A focus team appointed by Wycliffe Oparanya, the Cabinet Secretary for Cooperatives and MSME Development, has recommended an extended freeze on the registration of new Saccos (Savings and Credit Cooperative Organizations).
The committee of experts advised that the moratorium, which was originally set in May 2025, should remain in place until a new legal and regulatory framework is enacted to govern the sector. The committee recently presented the ‘Transformation of the SACCO System in Kenya’ report to President Dr. William Ruto at State House, recommending radical changes.
The team recommends that the suspension continue until new regulations are adopted. This follows an initial three-month freeze that was repeatedly extended as the experts conducted their review.

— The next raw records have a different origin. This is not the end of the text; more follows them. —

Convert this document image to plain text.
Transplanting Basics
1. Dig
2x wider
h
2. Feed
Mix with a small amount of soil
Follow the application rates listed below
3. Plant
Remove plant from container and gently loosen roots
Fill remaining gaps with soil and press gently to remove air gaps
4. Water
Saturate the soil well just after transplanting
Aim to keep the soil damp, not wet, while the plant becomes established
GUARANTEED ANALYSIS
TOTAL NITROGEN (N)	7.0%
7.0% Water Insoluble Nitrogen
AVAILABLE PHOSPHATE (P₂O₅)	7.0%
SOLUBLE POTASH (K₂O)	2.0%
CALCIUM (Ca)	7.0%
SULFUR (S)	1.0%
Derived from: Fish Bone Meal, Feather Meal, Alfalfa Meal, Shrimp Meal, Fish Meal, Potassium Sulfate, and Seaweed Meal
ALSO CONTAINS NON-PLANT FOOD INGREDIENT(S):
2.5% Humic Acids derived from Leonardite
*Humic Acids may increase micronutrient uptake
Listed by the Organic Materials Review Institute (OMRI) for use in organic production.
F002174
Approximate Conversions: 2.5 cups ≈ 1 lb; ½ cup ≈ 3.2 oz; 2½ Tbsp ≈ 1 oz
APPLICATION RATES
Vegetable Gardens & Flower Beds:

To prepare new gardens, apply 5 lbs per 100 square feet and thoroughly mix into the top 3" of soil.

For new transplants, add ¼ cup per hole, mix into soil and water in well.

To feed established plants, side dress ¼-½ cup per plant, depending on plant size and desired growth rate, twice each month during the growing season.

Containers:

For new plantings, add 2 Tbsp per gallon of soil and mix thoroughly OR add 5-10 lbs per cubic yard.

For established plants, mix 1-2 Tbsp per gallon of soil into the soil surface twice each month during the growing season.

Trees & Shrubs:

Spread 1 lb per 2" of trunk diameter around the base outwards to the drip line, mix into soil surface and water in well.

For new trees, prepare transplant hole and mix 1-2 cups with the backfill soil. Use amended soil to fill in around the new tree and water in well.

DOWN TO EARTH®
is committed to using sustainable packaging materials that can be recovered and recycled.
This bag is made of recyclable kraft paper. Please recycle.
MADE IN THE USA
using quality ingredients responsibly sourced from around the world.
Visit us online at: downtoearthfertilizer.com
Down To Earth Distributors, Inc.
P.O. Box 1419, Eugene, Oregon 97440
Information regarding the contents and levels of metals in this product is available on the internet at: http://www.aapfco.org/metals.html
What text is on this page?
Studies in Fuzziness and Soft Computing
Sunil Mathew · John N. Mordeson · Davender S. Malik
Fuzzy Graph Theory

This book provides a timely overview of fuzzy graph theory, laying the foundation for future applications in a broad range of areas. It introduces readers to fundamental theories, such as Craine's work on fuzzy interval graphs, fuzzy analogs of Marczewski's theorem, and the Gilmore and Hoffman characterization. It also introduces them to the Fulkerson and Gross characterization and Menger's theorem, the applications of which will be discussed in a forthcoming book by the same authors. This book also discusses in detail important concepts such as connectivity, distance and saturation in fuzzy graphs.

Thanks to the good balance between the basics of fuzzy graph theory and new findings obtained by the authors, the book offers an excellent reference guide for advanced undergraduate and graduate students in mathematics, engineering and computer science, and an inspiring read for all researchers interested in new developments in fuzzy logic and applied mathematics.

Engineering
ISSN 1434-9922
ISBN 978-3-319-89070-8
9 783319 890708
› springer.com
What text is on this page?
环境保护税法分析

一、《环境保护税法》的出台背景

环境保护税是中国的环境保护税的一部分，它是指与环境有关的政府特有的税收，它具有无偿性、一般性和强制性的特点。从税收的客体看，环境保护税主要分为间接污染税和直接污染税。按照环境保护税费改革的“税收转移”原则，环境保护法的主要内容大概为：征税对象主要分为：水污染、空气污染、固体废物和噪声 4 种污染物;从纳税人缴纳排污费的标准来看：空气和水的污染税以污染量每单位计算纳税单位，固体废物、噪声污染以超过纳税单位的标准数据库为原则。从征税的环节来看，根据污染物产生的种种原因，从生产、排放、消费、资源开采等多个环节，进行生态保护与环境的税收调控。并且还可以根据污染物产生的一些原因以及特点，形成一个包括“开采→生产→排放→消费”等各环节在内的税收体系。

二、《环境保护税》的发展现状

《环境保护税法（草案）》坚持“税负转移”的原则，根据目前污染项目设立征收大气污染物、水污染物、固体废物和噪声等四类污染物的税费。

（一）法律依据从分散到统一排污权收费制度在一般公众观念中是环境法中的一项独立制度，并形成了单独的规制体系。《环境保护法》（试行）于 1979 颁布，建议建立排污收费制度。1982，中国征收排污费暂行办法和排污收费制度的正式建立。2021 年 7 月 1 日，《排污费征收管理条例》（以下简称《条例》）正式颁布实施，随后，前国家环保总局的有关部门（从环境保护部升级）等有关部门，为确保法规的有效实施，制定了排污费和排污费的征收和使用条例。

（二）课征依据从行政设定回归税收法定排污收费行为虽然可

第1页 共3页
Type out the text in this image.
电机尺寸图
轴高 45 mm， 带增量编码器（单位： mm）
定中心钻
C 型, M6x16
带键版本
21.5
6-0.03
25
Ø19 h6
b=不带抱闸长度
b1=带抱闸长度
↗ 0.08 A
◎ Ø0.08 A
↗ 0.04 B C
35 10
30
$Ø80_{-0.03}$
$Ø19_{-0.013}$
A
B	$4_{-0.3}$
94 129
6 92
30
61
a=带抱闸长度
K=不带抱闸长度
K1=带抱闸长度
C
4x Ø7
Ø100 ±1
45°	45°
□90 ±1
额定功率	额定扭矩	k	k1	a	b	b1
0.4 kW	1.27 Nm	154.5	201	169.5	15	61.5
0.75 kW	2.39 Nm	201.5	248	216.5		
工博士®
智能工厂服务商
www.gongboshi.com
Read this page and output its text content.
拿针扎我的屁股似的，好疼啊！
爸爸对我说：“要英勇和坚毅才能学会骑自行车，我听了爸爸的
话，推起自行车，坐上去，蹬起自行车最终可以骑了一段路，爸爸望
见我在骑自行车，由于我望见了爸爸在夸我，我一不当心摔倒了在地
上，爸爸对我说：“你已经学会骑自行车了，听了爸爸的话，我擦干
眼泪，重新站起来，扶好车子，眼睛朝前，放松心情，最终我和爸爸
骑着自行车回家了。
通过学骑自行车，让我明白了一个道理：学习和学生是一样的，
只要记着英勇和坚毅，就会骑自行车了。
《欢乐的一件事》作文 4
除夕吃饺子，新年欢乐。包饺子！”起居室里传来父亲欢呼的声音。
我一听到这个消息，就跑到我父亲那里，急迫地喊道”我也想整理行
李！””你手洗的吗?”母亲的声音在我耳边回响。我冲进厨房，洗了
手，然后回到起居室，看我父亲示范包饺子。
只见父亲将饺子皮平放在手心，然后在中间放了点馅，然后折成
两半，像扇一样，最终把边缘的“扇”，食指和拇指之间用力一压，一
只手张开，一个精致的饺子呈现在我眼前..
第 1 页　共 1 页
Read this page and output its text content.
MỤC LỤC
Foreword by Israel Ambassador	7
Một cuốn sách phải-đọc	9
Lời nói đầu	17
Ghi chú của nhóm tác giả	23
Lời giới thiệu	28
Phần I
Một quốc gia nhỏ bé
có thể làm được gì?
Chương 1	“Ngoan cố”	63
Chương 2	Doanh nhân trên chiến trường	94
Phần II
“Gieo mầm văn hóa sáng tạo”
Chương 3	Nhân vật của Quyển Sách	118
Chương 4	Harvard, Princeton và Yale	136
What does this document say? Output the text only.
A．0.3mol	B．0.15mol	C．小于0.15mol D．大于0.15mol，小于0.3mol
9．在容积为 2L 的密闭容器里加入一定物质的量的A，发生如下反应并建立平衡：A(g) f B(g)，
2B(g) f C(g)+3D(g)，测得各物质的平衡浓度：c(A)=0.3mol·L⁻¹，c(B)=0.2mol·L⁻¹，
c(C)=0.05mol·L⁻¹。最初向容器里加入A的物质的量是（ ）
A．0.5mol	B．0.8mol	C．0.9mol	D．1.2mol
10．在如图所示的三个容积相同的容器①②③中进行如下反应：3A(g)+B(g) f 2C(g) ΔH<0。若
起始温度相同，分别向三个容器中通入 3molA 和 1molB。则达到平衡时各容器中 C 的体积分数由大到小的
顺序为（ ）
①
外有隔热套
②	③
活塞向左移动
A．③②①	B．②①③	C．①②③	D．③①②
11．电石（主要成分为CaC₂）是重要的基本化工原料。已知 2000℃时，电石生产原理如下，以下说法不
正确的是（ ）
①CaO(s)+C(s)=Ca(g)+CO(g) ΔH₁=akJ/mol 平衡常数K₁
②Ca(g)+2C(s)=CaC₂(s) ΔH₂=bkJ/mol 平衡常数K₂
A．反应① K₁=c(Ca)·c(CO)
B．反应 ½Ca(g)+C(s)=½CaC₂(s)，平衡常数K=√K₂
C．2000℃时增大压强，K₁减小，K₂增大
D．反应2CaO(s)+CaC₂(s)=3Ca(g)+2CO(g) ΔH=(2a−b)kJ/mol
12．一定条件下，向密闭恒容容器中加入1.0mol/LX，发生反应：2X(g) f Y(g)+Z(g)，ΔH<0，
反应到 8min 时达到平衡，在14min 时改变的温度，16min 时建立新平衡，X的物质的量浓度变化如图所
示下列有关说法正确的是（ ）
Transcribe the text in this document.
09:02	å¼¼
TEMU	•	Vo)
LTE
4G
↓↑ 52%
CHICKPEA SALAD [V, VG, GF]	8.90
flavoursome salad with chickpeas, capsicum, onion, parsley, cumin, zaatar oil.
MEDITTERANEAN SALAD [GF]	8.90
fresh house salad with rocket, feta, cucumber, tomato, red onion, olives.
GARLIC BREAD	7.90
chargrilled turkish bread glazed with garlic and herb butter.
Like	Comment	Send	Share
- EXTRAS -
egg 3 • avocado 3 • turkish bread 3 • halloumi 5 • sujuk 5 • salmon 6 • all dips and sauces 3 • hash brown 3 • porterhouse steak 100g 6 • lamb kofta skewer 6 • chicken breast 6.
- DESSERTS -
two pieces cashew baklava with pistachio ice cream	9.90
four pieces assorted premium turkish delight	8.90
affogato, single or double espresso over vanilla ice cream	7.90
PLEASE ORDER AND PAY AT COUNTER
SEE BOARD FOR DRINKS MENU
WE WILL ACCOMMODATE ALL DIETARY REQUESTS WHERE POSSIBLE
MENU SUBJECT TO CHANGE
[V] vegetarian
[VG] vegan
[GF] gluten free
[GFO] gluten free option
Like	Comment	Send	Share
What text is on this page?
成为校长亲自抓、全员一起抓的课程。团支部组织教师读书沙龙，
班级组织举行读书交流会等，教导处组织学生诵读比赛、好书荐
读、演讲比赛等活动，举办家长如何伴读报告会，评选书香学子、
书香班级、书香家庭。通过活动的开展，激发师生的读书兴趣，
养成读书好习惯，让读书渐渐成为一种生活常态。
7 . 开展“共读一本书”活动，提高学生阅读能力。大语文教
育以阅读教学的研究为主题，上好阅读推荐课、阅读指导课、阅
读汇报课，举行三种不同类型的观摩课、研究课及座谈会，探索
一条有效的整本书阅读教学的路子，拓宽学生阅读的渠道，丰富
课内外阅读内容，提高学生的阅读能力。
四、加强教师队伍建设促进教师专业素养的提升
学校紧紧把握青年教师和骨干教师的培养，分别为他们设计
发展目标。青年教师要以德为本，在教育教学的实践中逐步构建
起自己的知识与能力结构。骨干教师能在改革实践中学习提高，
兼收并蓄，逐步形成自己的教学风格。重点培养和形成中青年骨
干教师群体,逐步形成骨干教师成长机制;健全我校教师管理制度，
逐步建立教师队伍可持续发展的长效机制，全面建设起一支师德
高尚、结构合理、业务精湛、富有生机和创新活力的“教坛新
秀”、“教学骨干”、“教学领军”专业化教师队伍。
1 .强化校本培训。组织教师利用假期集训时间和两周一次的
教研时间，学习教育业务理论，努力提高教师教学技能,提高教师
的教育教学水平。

The committee, chaired by Marlene Shiels (CEO of UK-based Capital Credit Union), discovered that there are over 5,000 unregulated Saccos in Kenya. Currently, many Saccos are registered at the county level where regulation is weak. The experts want to create a unified oversight system, potentially strengthening the Sacco Societies Regulatory Authority (SASRA) to cover a broader range of institutions.
Many of these operate at the county level without adequate oversight, leading to “unnecessary competition” and high risks for members.
The team cited several systemic challenges that must be addressed before new players are allowed into the market:
The government is currently reviewing the Sacco Societies Act of 2008. The goal is to align it with digital innovations, global best practices, and emerging financial risks.
Deposit Protection
A central part of the proposed reforms is the establishment of a Deposit Protection and Savings Stabilisation Fund to ensure that members do not lose their life savings if a Sacco fails.
While the freeze prevents new Saccos from launching, the government’s stance is that this “short-term disruption” is necessary to build a more resilient ecosystem. Existing Saccos are being encouraged to focus on governance and digital transformation.
CS Oparanya has also emphasized that once the new laws are in place, registration will resume under stricter vetting processes to ensure only viable and ethical institutions enter the market.